Once built, he continued, “the Platform will remain Sanofi’s exclusive property and will be available for Transgene” who, under terms of the venture, will be a preferred customer for the next 15 years. Furthermore, Lemonde-San added: Sanofi will “have an industrial platform available if we have a project coming from our R&D portfolio, another client or via acquisition.”
When asked, Lemonde-San refused to speculate on any other potential manufacturing contracts that this platform may lead Sanofi to undertake.
Genzyme’s site in Lyon is already manufacturing polyclonal antibodies but this deal will focus to start with on the production of french biotech Transgene’s Modified Vaccinia Ankara (MVA) therapeutic vaccines.

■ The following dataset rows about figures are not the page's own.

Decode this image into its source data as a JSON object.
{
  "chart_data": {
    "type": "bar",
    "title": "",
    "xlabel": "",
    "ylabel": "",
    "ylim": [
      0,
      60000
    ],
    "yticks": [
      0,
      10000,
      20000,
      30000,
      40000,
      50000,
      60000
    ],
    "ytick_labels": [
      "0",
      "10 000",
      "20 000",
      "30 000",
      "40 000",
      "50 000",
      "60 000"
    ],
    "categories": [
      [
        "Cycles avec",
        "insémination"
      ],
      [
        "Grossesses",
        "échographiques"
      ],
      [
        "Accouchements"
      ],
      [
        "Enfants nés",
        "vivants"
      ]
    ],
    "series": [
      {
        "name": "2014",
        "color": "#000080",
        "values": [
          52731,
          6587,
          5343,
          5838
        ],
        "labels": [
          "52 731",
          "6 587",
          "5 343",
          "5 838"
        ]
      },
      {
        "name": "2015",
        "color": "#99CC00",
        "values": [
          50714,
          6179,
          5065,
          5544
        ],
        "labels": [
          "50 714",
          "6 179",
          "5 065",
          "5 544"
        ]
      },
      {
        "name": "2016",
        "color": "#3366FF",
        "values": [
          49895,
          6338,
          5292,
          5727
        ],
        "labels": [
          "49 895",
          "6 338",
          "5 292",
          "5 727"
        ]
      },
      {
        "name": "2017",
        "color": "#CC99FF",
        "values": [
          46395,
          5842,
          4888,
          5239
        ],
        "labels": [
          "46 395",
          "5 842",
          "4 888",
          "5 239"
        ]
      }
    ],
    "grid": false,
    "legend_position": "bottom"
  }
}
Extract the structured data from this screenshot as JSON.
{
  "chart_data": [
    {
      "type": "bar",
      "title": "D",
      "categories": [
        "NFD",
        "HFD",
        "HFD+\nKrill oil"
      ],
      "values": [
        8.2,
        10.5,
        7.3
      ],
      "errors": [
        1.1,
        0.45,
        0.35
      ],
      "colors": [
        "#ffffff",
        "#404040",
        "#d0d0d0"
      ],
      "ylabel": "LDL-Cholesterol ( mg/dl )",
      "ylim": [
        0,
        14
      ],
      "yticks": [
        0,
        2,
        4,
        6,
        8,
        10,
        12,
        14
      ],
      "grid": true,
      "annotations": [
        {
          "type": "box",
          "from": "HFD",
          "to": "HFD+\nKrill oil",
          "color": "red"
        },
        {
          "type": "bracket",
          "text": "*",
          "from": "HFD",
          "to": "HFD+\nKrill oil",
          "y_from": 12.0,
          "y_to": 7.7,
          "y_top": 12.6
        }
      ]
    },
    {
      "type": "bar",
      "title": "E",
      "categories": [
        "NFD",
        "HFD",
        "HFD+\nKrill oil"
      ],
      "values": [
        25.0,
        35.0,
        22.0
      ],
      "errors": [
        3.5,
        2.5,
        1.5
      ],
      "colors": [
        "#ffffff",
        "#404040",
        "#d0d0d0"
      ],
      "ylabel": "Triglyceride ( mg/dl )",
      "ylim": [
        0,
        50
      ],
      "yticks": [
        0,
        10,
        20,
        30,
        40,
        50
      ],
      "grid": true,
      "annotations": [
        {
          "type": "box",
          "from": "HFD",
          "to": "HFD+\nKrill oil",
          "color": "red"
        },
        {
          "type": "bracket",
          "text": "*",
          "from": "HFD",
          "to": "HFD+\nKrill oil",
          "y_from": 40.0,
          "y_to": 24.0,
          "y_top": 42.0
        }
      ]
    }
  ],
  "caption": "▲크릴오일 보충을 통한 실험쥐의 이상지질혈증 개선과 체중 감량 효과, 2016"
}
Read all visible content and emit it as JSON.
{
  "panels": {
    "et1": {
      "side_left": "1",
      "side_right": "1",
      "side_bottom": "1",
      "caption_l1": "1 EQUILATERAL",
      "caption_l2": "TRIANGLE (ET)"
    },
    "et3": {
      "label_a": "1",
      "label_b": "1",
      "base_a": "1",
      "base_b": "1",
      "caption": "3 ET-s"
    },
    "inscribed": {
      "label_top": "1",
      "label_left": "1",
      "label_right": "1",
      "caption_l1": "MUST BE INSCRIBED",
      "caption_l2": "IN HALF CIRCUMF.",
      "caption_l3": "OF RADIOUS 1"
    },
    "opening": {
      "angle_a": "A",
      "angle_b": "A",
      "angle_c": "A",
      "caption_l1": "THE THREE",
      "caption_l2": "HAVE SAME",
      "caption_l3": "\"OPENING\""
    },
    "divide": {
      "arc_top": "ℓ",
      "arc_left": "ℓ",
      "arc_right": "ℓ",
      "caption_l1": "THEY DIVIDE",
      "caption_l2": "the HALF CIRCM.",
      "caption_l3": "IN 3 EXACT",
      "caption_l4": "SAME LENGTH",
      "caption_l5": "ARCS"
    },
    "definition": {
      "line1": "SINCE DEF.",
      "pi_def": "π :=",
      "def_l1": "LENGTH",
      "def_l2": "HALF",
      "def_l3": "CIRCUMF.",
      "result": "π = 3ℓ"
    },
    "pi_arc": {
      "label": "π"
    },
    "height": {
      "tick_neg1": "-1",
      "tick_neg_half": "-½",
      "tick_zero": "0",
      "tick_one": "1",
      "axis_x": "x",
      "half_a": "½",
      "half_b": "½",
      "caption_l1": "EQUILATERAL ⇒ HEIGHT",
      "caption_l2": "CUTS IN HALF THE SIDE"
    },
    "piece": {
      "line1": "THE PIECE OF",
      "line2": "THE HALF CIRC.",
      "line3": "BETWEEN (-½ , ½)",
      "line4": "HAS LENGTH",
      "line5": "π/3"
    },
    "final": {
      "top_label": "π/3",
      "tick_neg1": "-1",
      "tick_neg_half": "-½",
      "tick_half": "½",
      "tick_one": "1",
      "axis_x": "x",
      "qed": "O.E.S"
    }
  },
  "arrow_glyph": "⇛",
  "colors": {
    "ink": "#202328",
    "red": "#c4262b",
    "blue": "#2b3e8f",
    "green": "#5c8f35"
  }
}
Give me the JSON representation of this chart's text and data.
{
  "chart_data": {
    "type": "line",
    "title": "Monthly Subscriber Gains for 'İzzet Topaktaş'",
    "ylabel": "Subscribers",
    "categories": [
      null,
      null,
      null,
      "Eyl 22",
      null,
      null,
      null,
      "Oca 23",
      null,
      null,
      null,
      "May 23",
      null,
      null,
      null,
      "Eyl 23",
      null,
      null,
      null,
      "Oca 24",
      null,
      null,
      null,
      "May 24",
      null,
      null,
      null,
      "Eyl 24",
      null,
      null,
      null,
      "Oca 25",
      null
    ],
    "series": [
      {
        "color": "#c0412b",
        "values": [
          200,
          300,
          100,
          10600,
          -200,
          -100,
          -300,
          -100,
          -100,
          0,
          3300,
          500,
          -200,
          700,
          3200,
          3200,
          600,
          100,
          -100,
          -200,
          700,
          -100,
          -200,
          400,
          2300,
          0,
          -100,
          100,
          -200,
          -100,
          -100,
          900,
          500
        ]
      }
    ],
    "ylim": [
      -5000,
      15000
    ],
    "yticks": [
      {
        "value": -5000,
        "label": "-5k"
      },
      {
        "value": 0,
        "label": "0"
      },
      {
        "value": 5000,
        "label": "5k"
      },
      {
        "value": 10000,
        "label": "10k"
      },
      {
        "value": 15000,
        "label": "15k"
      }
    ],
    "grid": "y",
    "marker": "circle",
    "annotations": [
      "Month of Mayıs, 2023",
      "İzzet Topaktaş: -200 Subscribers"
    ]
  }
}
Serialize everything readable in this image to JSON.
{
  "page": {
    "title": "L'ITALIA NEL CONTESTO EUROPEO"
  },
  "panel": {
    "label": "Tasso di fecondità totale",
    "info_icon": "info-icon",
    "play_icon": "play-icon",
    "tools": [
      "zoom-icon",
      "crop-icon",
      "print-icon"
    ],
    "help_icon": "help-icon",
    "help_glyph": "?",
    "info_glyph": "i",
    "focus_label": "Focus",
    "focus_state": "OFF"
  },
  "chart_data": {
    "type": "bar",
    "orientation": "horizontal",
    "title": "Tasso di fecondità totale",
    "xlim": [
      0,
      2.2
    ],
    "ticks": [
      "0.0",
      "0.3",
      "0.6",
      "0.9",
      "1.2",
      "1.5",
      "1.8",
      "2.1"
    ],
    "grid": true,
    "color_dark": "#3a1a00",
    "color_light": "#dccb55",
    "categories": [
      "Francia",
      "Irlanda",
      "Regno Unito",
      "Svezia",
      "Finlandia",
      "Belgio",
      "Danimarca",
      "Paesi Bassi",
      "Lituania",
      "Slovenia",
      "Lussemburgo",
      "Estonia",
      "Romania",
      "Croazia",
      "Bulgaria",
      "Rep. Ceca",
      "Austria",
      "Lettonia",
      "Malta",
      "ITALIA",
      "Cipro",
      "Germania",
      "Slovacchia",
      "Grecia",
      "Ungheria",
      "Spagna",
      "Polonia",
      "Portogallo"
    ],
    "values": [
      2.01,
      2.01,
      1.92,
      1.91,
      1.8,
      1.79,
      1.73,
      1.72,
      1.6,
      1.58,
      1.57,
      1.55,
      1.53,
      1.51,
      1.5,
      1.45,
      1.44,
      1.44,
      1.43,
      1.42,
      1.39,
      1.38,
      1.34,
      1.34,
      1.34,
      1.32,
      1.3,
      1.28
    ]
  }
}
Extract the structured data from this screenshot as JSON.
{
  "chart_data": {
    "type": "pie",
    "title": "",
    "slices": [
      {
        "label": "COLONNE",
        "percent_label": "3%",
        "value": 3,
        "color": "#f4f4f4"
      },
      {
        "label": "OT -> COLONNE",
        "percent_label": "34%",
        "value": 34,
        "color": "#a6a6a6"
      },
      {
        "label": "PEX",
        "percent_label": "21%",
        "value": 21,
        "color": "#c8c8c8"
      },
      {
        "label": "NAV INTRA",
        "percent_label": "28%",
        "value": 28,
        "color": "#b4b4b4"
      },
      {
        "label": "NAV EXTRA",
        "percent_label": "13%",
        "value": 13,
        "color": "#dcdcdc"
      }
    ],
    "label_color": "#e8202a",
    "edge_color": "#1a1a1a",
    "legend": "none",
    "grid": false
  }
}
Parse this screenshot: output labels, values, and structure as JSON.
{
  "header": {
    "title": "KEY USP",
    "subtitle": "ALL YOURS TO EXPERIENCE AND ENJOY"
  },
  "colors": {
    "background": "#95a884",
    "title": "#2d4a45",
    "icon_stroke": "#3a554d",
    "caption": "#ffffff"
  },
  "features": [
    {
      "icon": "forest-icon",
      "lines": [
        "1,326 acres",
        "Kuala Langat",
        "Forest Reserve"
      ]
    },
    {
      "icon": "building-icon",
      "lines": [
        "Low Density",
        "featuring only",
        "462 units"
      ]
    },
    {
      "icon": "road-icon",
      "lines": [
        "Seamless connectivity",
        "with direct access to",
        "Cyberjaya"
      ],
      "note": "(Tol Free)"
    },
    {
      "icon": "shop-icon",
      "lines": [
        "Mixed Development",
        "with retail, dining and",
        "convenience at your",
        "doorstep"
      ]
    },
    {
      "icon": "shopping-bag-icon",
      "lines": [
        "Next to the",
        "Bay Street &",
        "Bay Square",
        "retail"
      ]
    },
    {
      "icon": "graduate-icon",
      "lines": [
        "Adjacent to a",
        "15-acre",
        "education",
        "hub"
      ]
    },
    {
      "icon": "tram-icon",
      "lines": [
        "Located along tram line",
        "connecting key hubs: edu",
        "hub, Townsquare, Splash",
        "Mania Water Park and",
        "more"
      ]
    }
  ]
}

MVA is a robust vector made from re-engineered vaccinia viruses used to produce recombinant proteins for the treatment of cancers and infectious diseases. According to Lemonde-San, the vaccinia virus is the “strain of choice for clinical investigation because of its high safety profile” and Sanofi and its subsidiaries intend “to produce a new class of viral vectors” at the site.
Construction, qualification and validation of the manufacturing suite will commence later this year and should be completed by the first quarter of 2015, when production of commercial grade batches is expected to begin.
The venture will not see an increase in headcount at the Lyon facility until 2017. In the meantime, resources will be shared from the Sanofi Group’s companies including Genzyme, Sanofi and Sanofi Pasteur.